7 (8) Lo, this is the man that took not GOD for his strength: but trusted unto the multitude of his riches, and strengthened himself in his wickedness.

Here, as we might expect, our mediæval commentators are full of the blessings of poverty, and the temptation of riches. One or two, and only one or two, have the courage to apply that general dogma to the state of the Church in their own days, so far as this world went, “rich and increased with goods, and having need of nothing.” And it must always be remembered that the very first sign of decay in the Western Church—taking the Western Church (which is always to be remembered) as a very different thing from the Roman Court,—was the way in which this very question of poverty and riches, settled as it was, militated against the strict rules of the then strictest and holiest of orders. There is nothing which so illustrates that saying of the Apostle’s, “How unsearchable are His judgments, and His ways past finding out,” than the conflict between those who held to the first fervour of their rules, the genuine, primitive Franciscans, and who yet so holding, fell into all kind of mystical heresies; and on the other, those who from Rome obtained licence to receive any amount of riches, and who therefore became what we unhappily know that the followers of S. Francis did become, a by-word and reproach to mediæval Europe. If any one thinks that this remark has nothing to do with the Psalm, let him rather take it in this point of view: as to each phase of our own individual lives, temptation, of whatever kind, from the world, the flesh, or the devil; whether ending in victory or defeat, or drawn out into a long conflict. In these things, every Christian man can find in the Psalms that which in the particular moment suits his particular need: in the same way that they fit into, they dovetail in with, the history of the Church.

8 (9) As for me, I am like a green olive-tree in the house of GOD: my trust is in the tender mercy of GOD for ever and ever.

9 (10) I will always give thanks unto thee for that thou hast done: and I will hope in thy Name, for thy saints like it well.

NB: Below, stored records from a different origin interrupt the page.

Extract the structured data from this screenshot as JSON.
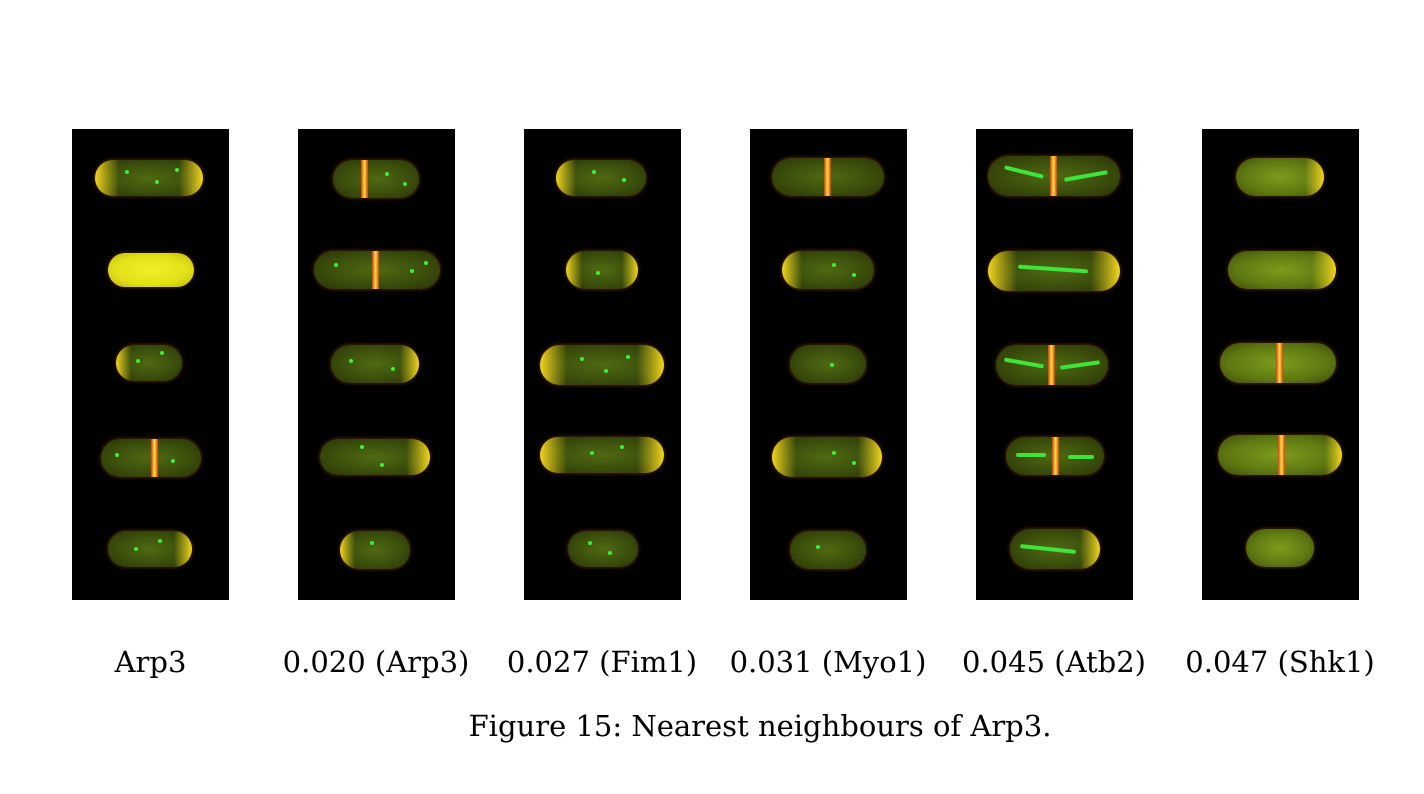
{
  "panels": [
    {
      "label": "Arp3"
    },
    {
      "label": "0.020 (Arp3)"
    },
    {
      "label": "0.027 (Fim1)"
    },
    {
      "label": "0.031 (Myo1)"
    },
    {
      "label": "0.045 (Atb2)"
    },
    {
      "label": "0.047 (Shk1)"
    }
  ],
  "caption": "Figure 15: Nearest neighbours of Arp3."
}
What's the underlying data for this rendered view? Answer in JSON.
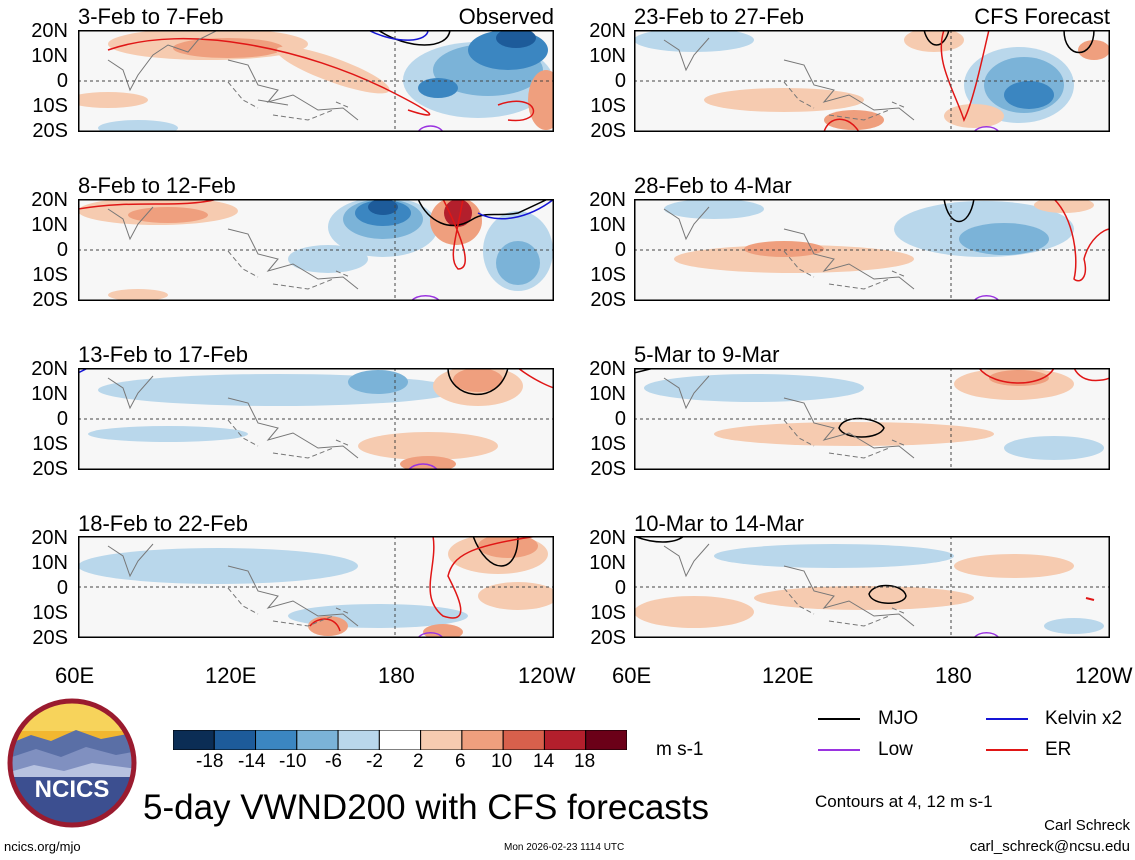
{
  "header": {
    "observed_label": "Observed",
    "forecast_label": "CFS Forecast"
  },
  "panels": [
    {
      "title": "3-Feb to 7-Feb",
      "column": "observed"
    },
    {
      "title": "8-Feb to 12-Feb",
      "column": "observed"
    },
    {
      "title": "13-Feb to 17-Feb",
      "column": "observed"
    },
    {
      "title": "18-Feb to 22-Feb",
      "column": "observed"
    },
    {
      "title": "23-Feb to 27-Feb",
      "column": "forecast"
    },
    {
      "title": "28-Feb to 4-Mar",
      "column": "forecast"
    },
    {
      "title": "5-Mar to 9-Mar",
      "column": "forecast"
    },
    {
      "title": "10-Mar to 14-Mar",
      "column": "forecast"
    }
  ],
  "axes": {
    "lat_labels": [
      "20N",
      "10N",
      "0",
      "10S",
      "20S"
    ],
    "lon_labels": [
      "60E",
      "120E",
      "180",
      "120W"
    ]
  },
  "colorbar": {
    "labels": [
      "-18",
      "-14",
      "-10",
      "-6",
      "-2",
      "2",
      "6",
      "10",
      "14",
      "18"
    ],
    "units": "m s-1",
    "colors": [
      "#0b2d55",
      "#1d5b9a",
      "#3b86c1",
      "#7bb3d8",
      "#b9d7eb",
      "#ffffff",
      "#f6cbb0",
      "#ef9f7e",
      "#d8604c",
      "#b31f2c",
      "#6b0018"
    ]
  },
  "legend": {
    "items": [
      {
        "label": "MJO",
        "color": "#000000"
      },
      {
        "label": "Kelvin x2",
        "color": "#1515d6"
      },
      {
        "label": "Low",
        "color": "#9a33e0"
      },
      {
        "label": "ER",
        "color": "#e01616"
      }
    ],
    "contour_note": "Contours at 4, 12 m s-1"
  },
  "main_title": "5-day VWND200 with CFS forecasts",
  "logo_text": "NCICS",
  "footer": {
    "url": "ncics.org/mjo",
    "timestamp": "Mon 2026-02-23 1114 UTC",
    "author": "Carl Schreck",
    "email": "carl_schreck@ncsu.edu"
  }
}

They have, (Ay.) those mediæval writers, much to say on the colour of green, the daily colour of the Western Church; how it is the most refreshing to the eyes, (L.) how it gives the dearest hope of the coming spring, how, besides the gems which are of that hue, and which always have been believed to have possessed especial virtue, the various shades and distinctions of the colour, in which they say there are more diversities than in any other colour, may be seen the infinite variety of the graces of the HOLY GHOST. I will hope in Thy Name. That Name of which we have so often spoken: that Name which is, as it were, the Antiphon to so many Psalms: that Name, the dear love to which is so feebly expressed either in our own version, or in the LXX., or in the Vulgate, the Hebrew giving, I will hope in Thy Name, for it is the chief good of Thy saints.

And therefore:

Glory be to the FATHER, Whose goodness endureth yet daily; and to the SON, the Righteous, Who shall see His reward; and to the HOLY GHOST, in Whose trust is our tender mercy for ever and ever;

As it was in the beginning, is now, and ever shall be: world without end. Amen.